The Mail on Sunday and MailOnline were also ordered to carry front and homepage declarations that they had lost the legal case, with the courts even specifying which font the statements should appear in. The outlets chose to do that on Boxing Day, one of the quietest news days of the year.
Associated Newspapers had argued that Meghan’s case should have gone to trial but judges concluded ruled otherwise.
A ruling at the start of December said the duchess had a “reasonable expectation” of privacy regarding the contents of the letter to her father, Thomas Markle.
“Those contents were personal, private and not matters of legitimate public interest,” said appeal judge Sir Geoffrey Vos.
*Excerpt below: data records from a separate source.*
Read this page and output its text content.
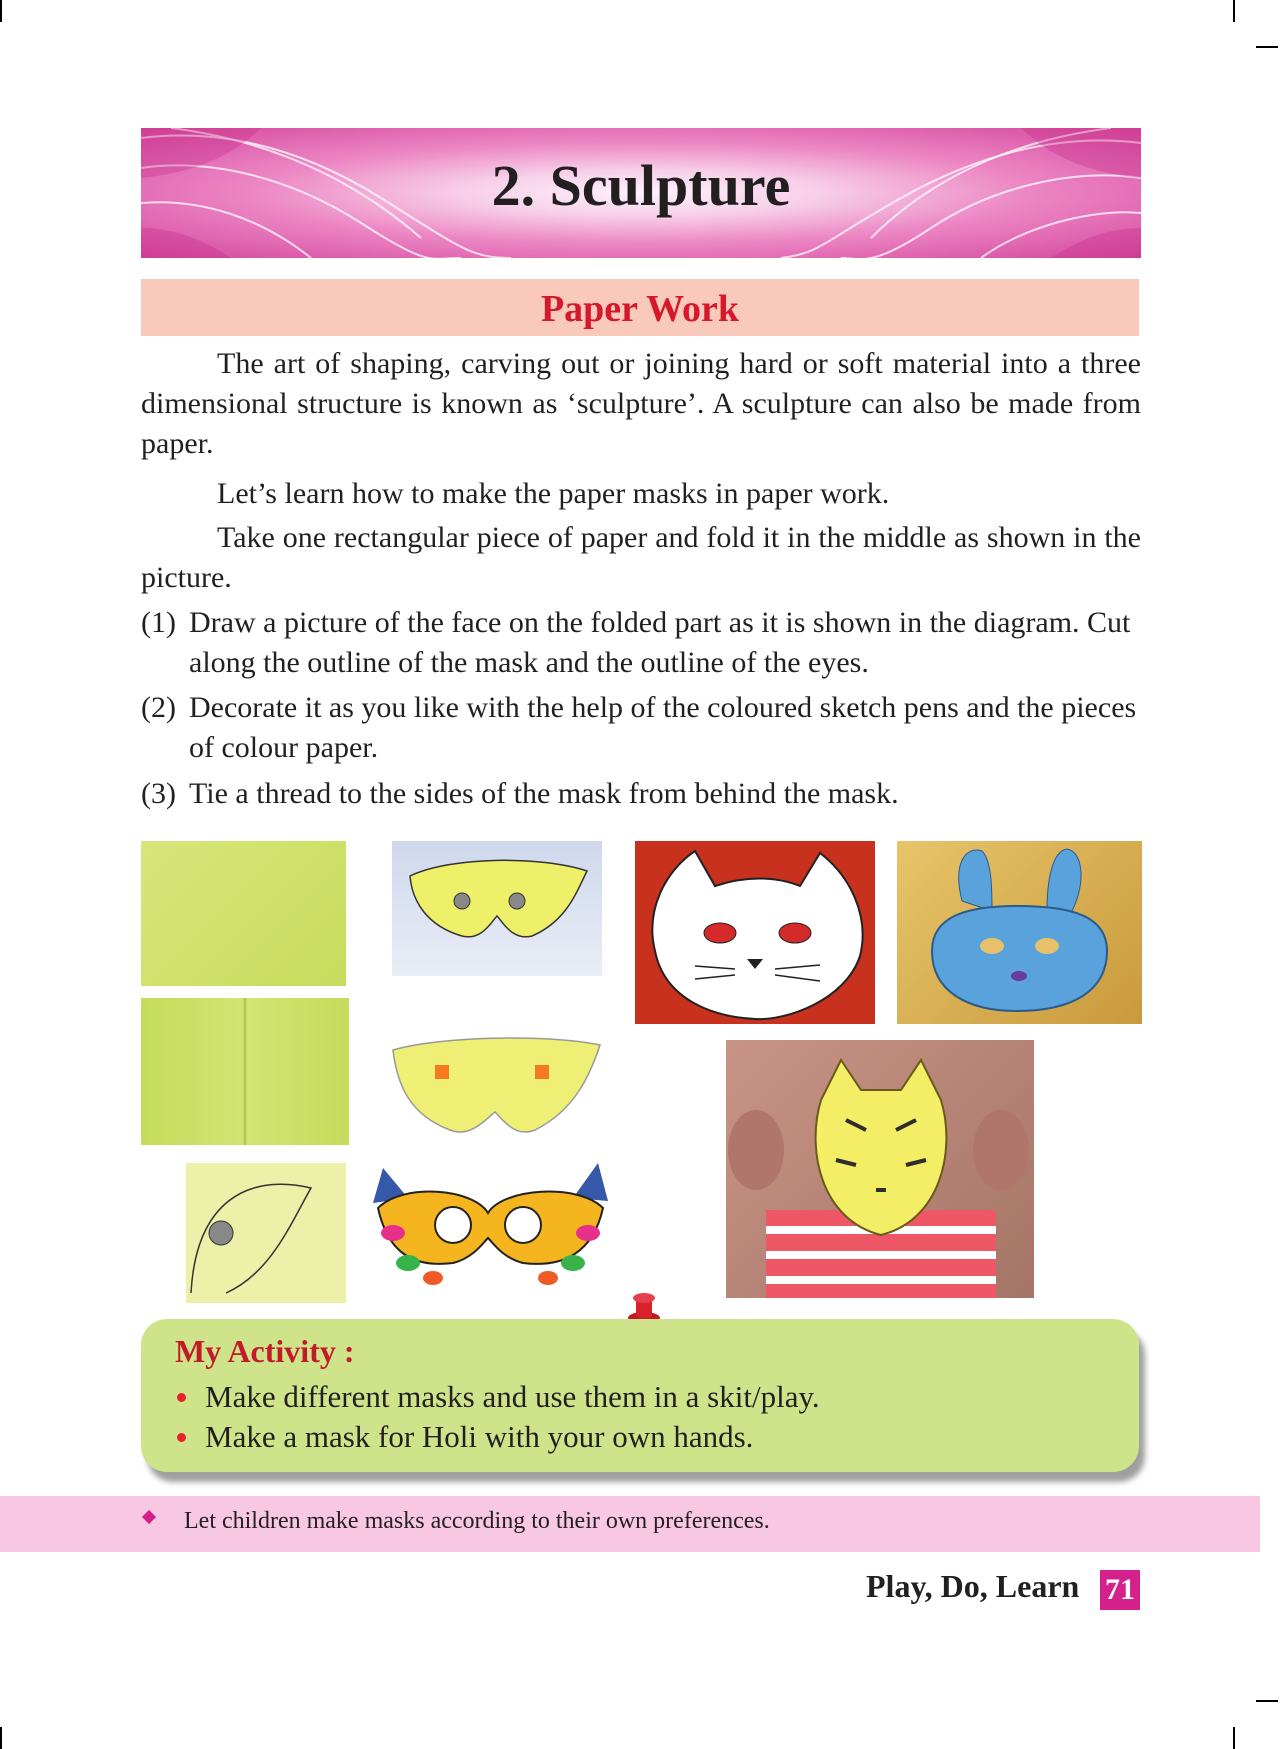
2. Sculpture
Paper Work

The art of shaping, carving out or joining hard or soft material into a three dimensional structure is known as ‘sculpture’. A sculpture can also be made from paper.

Let’s learn how to make the paper masks in paper work.

Take one rectangular piece of paper and fold it in the middle as shown in the picture.

(1) Draw a picture of the face on the folded part as it is shown in the diagram. Cut along the outline of the mask and the outline of the eyes.
(2) Decorate it as you like with the help of the coloured sketch pens and the pieces of colour paper.
(3) Tie a thread to the sides of the mask from behind the mask.
My Activity :
Make different masks and use them in a skit/play.
Make a mask for Holi with your own hands.
Let children make masks according to their own preferences.
Play, Do, Learn 71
Meghan celebrated that victory by calling for a reshaping of the tabloid industry and spoke of how she had been patient in the face of “deception, intimidation, and calculated attacks” and criticised a “tabloid industry that conditions people to be cruel, and profits from the lies and pain that they create”.
At the time Associated Newspapers claimed it was willing to take the case to the supreme court but this turned out to be an empty threat.
Focus is now likely to turn to the actions of the duchess’s husband, Prince Harry, who is suing both Rupert Murdoch’s News UK and Daily Mirror publisher Reach over phone-hacking claims in a case that could be heard later this year.